Research Interests

Our research centrally involves application-directed molecule design and synthesis. We are also interested in discovery/development of catalysts for important organic and biology relevant reactions. Currently, there are three research directions in our laboratory.

Peptide-based asymmetric catalysis

Peptide-based asymmetric catalysts offer intriguing analogies to enzymatic systems. Peptide catalysts are based on the ability of peptides to form conformationally stabilized chiral environment for the catalytic moiety and well-defined secondary structures for the interaction between the substrate and catalyst to stabilize the preferred transition states.

In our laboratory, we are interested in simplifying catalytic peptide system using the following strategies:

1) Utilize metals to attain rigid conformation for the catalytic center with the coordination sphere
of  the metal serving as the “secondary structure”.
2) Implement a conformationally rigid scaffold to lock the conformation of the catalytic center.
3) Employ bulky group(s) at a remote position to tune the catalytic activity and enantio-selectivity.

We aim to:
1) Expand the scope of peptide-catalyzed reaction such that the new catalysts are not limited to
substrates that can form hydrogen bond with them, they can also be applied to unfunctionalized
substrates.
2) Explore new reactions that can be catalyzed by peptide/amino acids.
3) Study structure-activity relationships in peptide-catalyzed reactions and provide insights into
catalytic mechanisms.

Porphyrin-based supramolecules as molecular
devices for solar energy conversion

One of the strategies employed to improve the function of supramolecular dye system is the addition of secondary donor/acceptor species. A transition metal center linked to an organic chromophore such as porphyrin will also largely add to the number of electron or energy transfer reactions within the assembly.

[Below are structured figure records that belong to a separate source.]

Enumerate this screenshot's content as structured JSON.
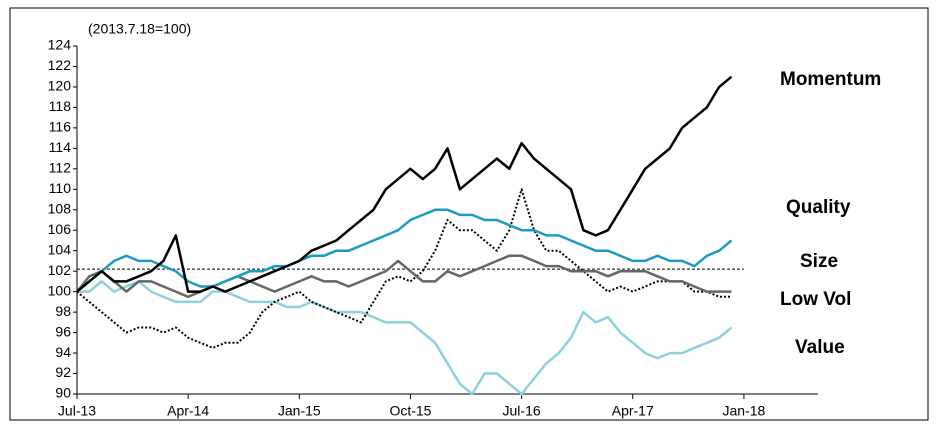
{
  "chart_data": {
    "type": "line",
    "y_axis_label": "(2013.7.18=100)",
    "x": [
      0,
      1,
      2,
      3,
      4,
      5,
      6,
      7,
      8,
      9,
      10,
      11,
      12,
      13,
      14,
      15,
      16,
      17,
      18,
      19,
      20,
      21,
      22,
      23,
      24,
      25,
      26,
      27,
      28,
      29,
      30,
      31,
      32,
      33,
      34,
      35,
      36,
      37,
      38,
      39,
      40,
      41,
      42,
      43,
      44,
      45,
      46,
      47,
      48,
      49,
      50,
      51,
      52,
      53
    ],
    "xlim": [
      0,
      60
    ],
    "xticks": [
      {
        "value": 0,
        "label": "Jul-13"
      },
      {
        "value": 9,
        "label": "Apr-14"
      },
      {
        "value": 18,
        "label": "Jan-15"
      },
      {
        "value": 27,
        "label": "Oct-15"
      },
      {
        "value": 36,
        "label": "Jul-16"
      },
      {
        "value": 45,
        "label": "Apr-17"
      },
      {
        "value": 54,
        "label": "Jan-18"
      }
    ],
    "ylim": [
      90,
      124
    ],
    "yticks": [
      90,
      92,
      94,
      96,
      98,
      100,
      102,
      104,
      106,
      108,
      110,
      112,
      114,
      116,
      118,
      120,
      122,
      124
    ],
    "reference_line": 102.2,
    "series": [
      {
        "name": "Momentum",
        "color": "#000000",
        "style": "solid",
        "values": [
          100,
          101,
          102,
          101,
          101,
          101.5,
          102,
          103,
          105.5,
          100,
          100,
          100.5,
          100,
          100.5,
          101,
          101.5,
          102,
          102.5,
          103,
          104,
          104.5,
          105,
          106,
          107,
          108,
          110,
          111,
          112,
          111,
          112,
          114,
          110,
          111,
          112,
          113,
          112,
          114.5,
          113,
          112,
          111,
          110,
          106,
          105.5,
          106,
          108,
          110,
          112,
          113,
          114,
          116,
          117,
          118,
          120,
          121
        ]
      },
      {
        "name": "Quality",
        "color": "#1a9bc0",
        "style": "solid",
        "values": [
          100,
          101,
          102,
          103,
          103.5,
          103,
          103,
          102.5,
          102,
          101,
          100.5,
          100.5,
          101,
          101.5,
          102,
          102,
          102.5,
          102.5,
          103,
          103.5,
          103.5,
          104,
          104,
          104.5,
          105,
          105.5,
          106,
          107,
          107.5,
          108,
          108,
          107.5,
          107.5,
          107,
          107,
          106.5,
          106,
          106,
          105.5,
          105.5,
          105,
          104.5,
          104,
          104,
          103.5,
          103,
          103,
          103.5,
          103,
          103,
          102.5,
          103.5,
          104,
          105
        ]
      },
      {
        "name": "Size",
        "color": "#666666",
        "style": "solid",
        "values": [
          100,
          101.5,
          102,
          101,
          100,
          101,
          101,
          100.5,
          100,
          99.5,
          100,
          100.5,
          101,
          101.5,
          101,
          100.5,
          100,
          100.5,
          101,
          101.5,
          101,
          101,
          100.5,
          101,
          101.5,
          102,
          103,
          102,
          101,
          101,
          102,
          101.5,
          102,
          102.5,
          103,
          103.5,
          103.5,
          103,
          102.5,
          102.5,
          102,
          102,
          102,
          101.5,
          102,
          102,
          102,
          101.5,
          101,
          101,
          100.5,
          100,
          100,
          100
        ]
      },
      {
        "name": "Low Vol",
        "color": "#000000",
        "style": "dotted",
        "values": [
          100,
          99,
          98,
          97,
          96,
          96.5,
          96.5,
          96,
          96.5,
          95.5,
          95,
          94.5,
          95,
          95,
          96,
          98,
          99,
          99.5,
          100,
          99,
          98.5,
          98,
          97.5,
          97,
          99,
          101,
          101.5,
          101,
          102,
          104,
          107,
          106,
          106,
          105,
          104,
          106,
          110,
          106,
          104,
          104,
          103,
          102,
          101,
          100,
          100.5,
          100,
          100.5,
          101,
          101,
          101,
          100,
          100,
          99.5,
          99.5
        ]
      },
      {
        "name": "Value",
        "color": "#8dd0e1",
        "style": "solid",
        "values": [
          100,
          100,
          101,
          100,
          100.5,
          101,
          100,
          99.5,
          99,
          99,
          99,
          100,
          100,
          99.5,
          99,
          99,
          99,
          98.5,
          98.5,
          99,
          98.5,
          98,
          98,
          98,
          97.5,
          97,
          97,
          97,
          96,
          95,
          93,
          91,
          90,
          92,
          92,
          91,
          90,
          91.5,
          93,
          94,
          95.5,
          98,
          97,
          97.5,
          96,
          95,
          94,
          93.5,
          94,
          94,
          94.5,
          95,
          95.5,
          96.5
        ]
      }
    ]
  }
}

We aim to design and syntheses novel classes of supramolecules incorporating both porphyrin and Ru (II)-trisbipyridine species as dye sensitizer for photonic devices.

Identification and development of small molecule inhibitors targeting NS2-3 protease of Hepatitis C virus as potential therapeutic agents

Chronic infection with hepatitis C virus (HCV) has emerged as a major health problem as it can lead to un-curable cirrhosis and liver cancer. An estimated 170 million people worldwide have been infected with HCV. HCV is the leading cause of liver transplantation and results in up to 10,000 deaths annually in the U.S. Current treatments (interferon a alone or with ribavirin) have met with limited success and often with undesired side effects. Despite intense efforts dedicated to it in the past decade, many aspects of the disease as well as the biological life of the virus remains unclear.

Selected Publications
H. J. H. Wang, L. Jaquinod, M. Olmstead, M. Graca. H. Vicente, K. M. Smith and K. M. Kadish, “Synthesis and structure of b, b'-fused metallocenoporphyrins and their derivatives”, Inorganic Chemistry 2007, 46, 2898.

James P. Collman, Li Zeng, Hong J. H. Wang, Aiwen Lei, and John I. Brauman, “ Kinetics of (porphyrin)manganese(III)-catalyzed olefin epoxidation with a soluble iodosylbenzene derivative”, European Journal of  Organic Chemistry 2006, 2707-2714.

James P. Collman, Hong J. H. Wang, Richard A. Decreau, Todd A. Eberspacher, Christopher J. Sunderland, “Synthesis and characterization of Rh^III corroles: unusual reactivity patterns observed during metallation reactions”. Chemical Communications. 2005, 2497-2499.